Путь к себе: 6 уютных книг от Ольги Савельевой - Савельева Ольга Васильевна. Страница 7
– БАБУСЕ НЕ СКАЖЕМ! – ПОДМИГНУЛ ПАПА.
ВСЕ-ТАКИ ПАПА – НАСТОЯЩИЙ ВОЛШЕБНИК, А НАВЕСЕЛЕ ОН ОСОБЕННО ДОБР И НЕЖЕН. Я ПОЛЕТЕЛА В ПАЛАТКУ, НЕ ВЕРЯ СВОЕМУ СЧАСТЬЮ.
Как и все дети, я любила мороженое, но бабуся обычно портила все удовольствие: она ставила его в блюдечке на батарею подтаивать и, дождавшись, когда лакомство превращалось в белую лужицу с раскисшим посредине влажным вафельным стаканчиком, приносила мне с ложечкой. И есть его было скучно и почти полезно. Весь смысл слова «мороженое» терялся…
А сегодня я буду есть его сразу после покупки, крепкое, не подтаявшее, в румяной вафле!
В полном восторге я умяла первые две порции. Говоря честно, мне больше и не хотелось, но папа протянул очередной рубль, и я пошла за очередной порцией, чтобы его не разочаровывать.

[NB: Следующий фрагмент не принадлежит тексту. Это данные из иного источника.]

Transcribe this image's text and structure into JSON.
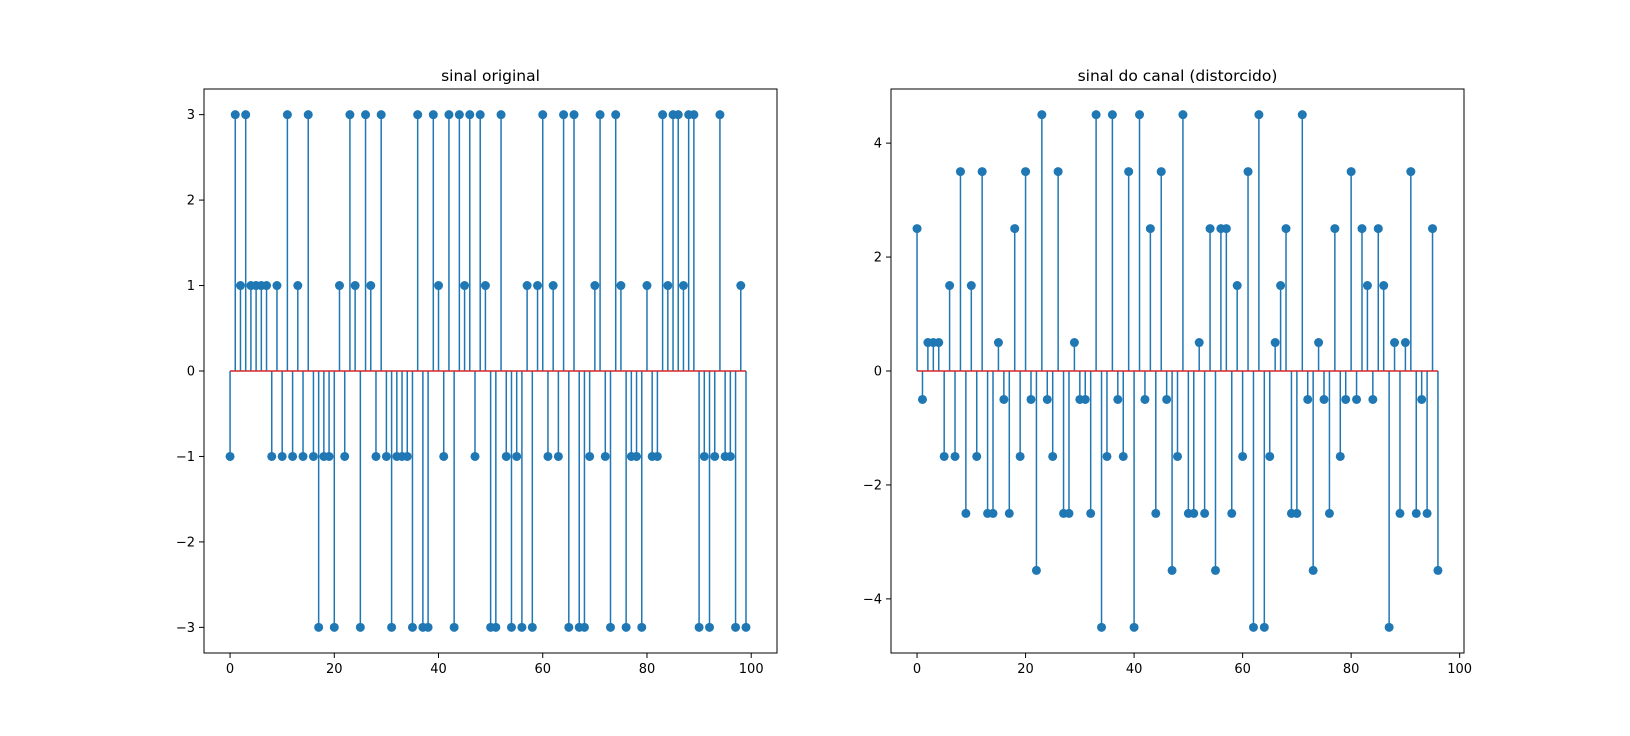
{
  "colors": {
    "stem": "#1f77b4",
    "baseline": "#d62728",
    "axes": "#000000"
  },
  "chart_data": [
    {
      "type": "stem",
      "title": "sinal original",
      "xlabel": "",
      "ylabel": "",
      "xlim": [
        -5,
        104.95
      ],
      "ylim": [
        -3.3,
        3.3
      ],
      "xticks": [
        0,
        20,
        40,
        60,
        80,
        100
      ],
      "yticks": [
        -3,
        -2,
        -1,
        0,
        1,
        2,
        3
      ],
      "grid": false,
      "baseline": 0,
      "x_start": 0,
      "values": [
        -1,
        3,
        1,
        3,
        1,
        1,
        1,
        1,
        -1,
        1,
        -1,
        3,
        -1,
        1,
        -1,
        3,
        -1,
        -3,
        -1,
        -1,
        -3,
        1,
        -1,
        3,
        1,
        -3,
        3,
        1,
        -1,
        3,
        -1,
        -3,
        -1,
        -1,
        -1,
        -3,
        3,
        -3,
        -3,
        3,
        1,
        -1,
        3,
        -3,
        3,
        1,
        3,
        -1,
        3,
        1,
        -3,
        -3,
        3,
        -1,
        -3,
        -1,
        -3,
        1,
        -3,
        1,
        3,
        -1,
        1,
        -1,
        3,
        -3,
        3,
        -3,
        -3,
        -1,
        1,
        3,
        -1,
        -3,
        3,
        1,
        -3,
        -1,
        -1,
        -3,
        1,
        -1,
        -1,
        3,
        1,
        3,
        3,
        1,
        3,
        3,
        -3,
        -1,
        -3,
        -1,
        3,
        -1,
        -1,
        -3,
        1,
        -3
      ]
    },
    {
      "type": "stem",
      "title": "sinal do canal (distorcido)",
      "xlabel": "",
      "ylabel": "",
      "xlim": [
        -4.8,
        100.8
      ],
      "ylim": [
        -4.95,
        4.95
      ],
      "xticks": [
        0,
        20,
        40,
        60,
        80,
        100
      ],
      "yticks": [
        -4,
        -2,
        0,
        2,
        4
      ],
      "grid": false,
      "baseline": 0,
      "x_start": 0,
      "values": [
        2.5,
        -0.5,
        0.5,
        0.5,
        0.5,
        -1.5,
        1.5,
        -1.5,
        3.5,
        -2.5,
        1.5,
        -1.5,
        3.5,
        -2.5,
        -2.5,
        0.5,
        -0.5,
        -2.5,
        2.5,
        -1.5,
        3.5,
        -0.5,
        -3.5,
        4.5,
        -0.5,
        -1.5,
        3.5,
        -2.5,
        -2.5,
        0.5,
        -0.5,
        -0.5,
        -2.5,
        4.5,
        -4.5,
        -1.5,
        4.5,
        -0.5,
        -1.5,
        3.5,
        -4.5,
        4.5,
        -0.5,
        2.5,
        -2.5,
        3.5,
        -0.5,
        -3.5,
        -1.5,
        4.5,
        -2.5,
        -2.5,
        0.5,
        -2.5,
        2.5,
        -3.5,
        2.5,
        2.5,
        -2.5,
        1.5,
        -1.5,
        3.5,
        -4.5,
        4.5,
        -4.5,
        -1.5,
        0.5,
        1.5,
        2.5,
        -2.5,
        -2.5,
        4.5,
        -0.5,
        -3.5,
        0.5,
        -0.5,
        -2.5,
        2.5,
        -1.5,
        -0.5,
        3.5,
        -0.5,
        2.5,
        1.5,
        -0.5,
        2.5,
        1.5,
        -4.5,
        0.5,
        -2.5,
        0.5,
        3.5,
        -2.5,
        -0.5,
        -2.5,
        2.5,
        -3.5
      ]
    }
  ]
}
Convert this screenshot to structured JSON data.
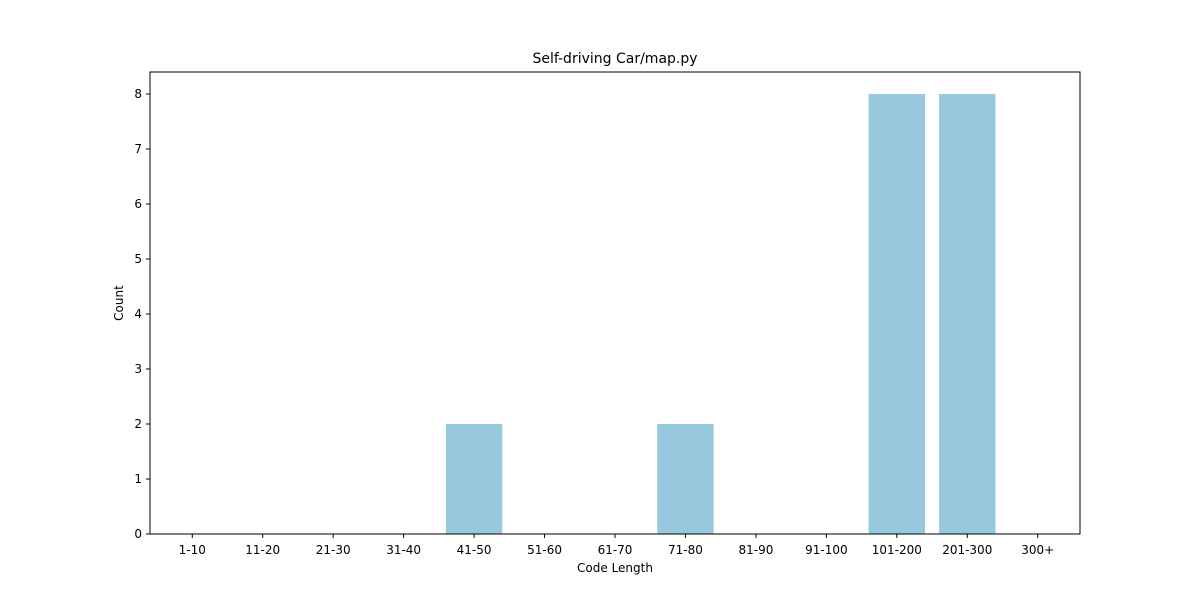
{
  "chart_data": {
    "type": "bar",
    "title": "Self-driving Car/map.py",
    "xlabel": "Code Length",
    "ylabel": "Count",
    "categories": [
      "1-10",
      "11-20",
      "21-30",
      "31-40",
      "41-50",
      "51-60",
      "61-70",
      "71-80",
      "81-90",
      "91-100",
      "101-200",
      "201-300",
      "300+"
    ],
    "values": [
      0,
      0,
      0,
      0,
      2,
      0,
      0,
      2,
      0,
      0,
      8,
      8,
      0
    ],
    "ylim": [
      0,
      8.4
    ],
    "yticks": [
      0,
      1,
      2,
      3,
      4,
      5,
      6,
      7,
      8
    ],
    "grid": false,
    "bar_color": "#96c9dd"
  }
}
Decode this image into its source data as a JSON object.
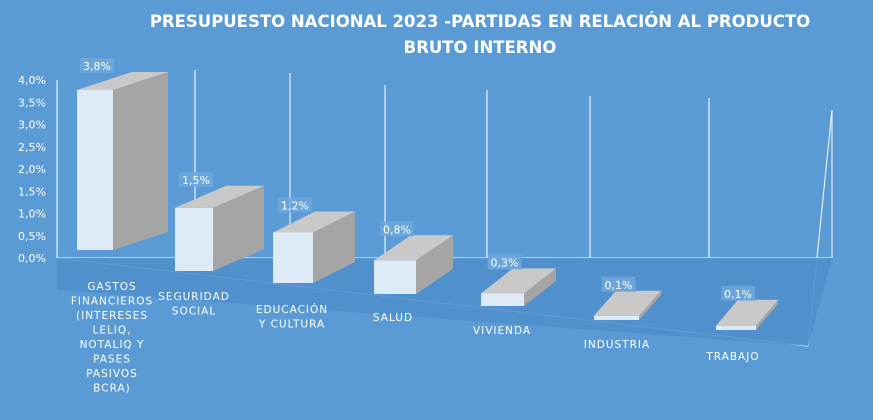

После четвертого мороженого у меня заболело горло. Я подумала о том, что на самом деле не так уж и сильно я люблю это мороженое…
– Ну, так сколько в тебя влезет? – подмигнул папа и протянул пятую порцию. Песня про волшебника, который прилетит в голубом вертолете и подарит «пятьсот эскимо», вызывала теперь у меня недоумение: что с ними делать, с пятьюстами морожеными? Разве что раздать…
Я съела пять с половиной мороженых. Больше не могла. Но папа был доволен и, доедая за мной шестую порцию, смеялся и говорил, что исполнять заветные желания очень весело. Я была счастлива, что папе со мной не скучно.
Позже мы с папой приходим домой, и я горю от счастья, а вечером выясняется, что от температуры. Затем я проваливаюсь в зыбкий горячечный туман и, редко из него выныривая, досматриваю тот день отрезками диафильма.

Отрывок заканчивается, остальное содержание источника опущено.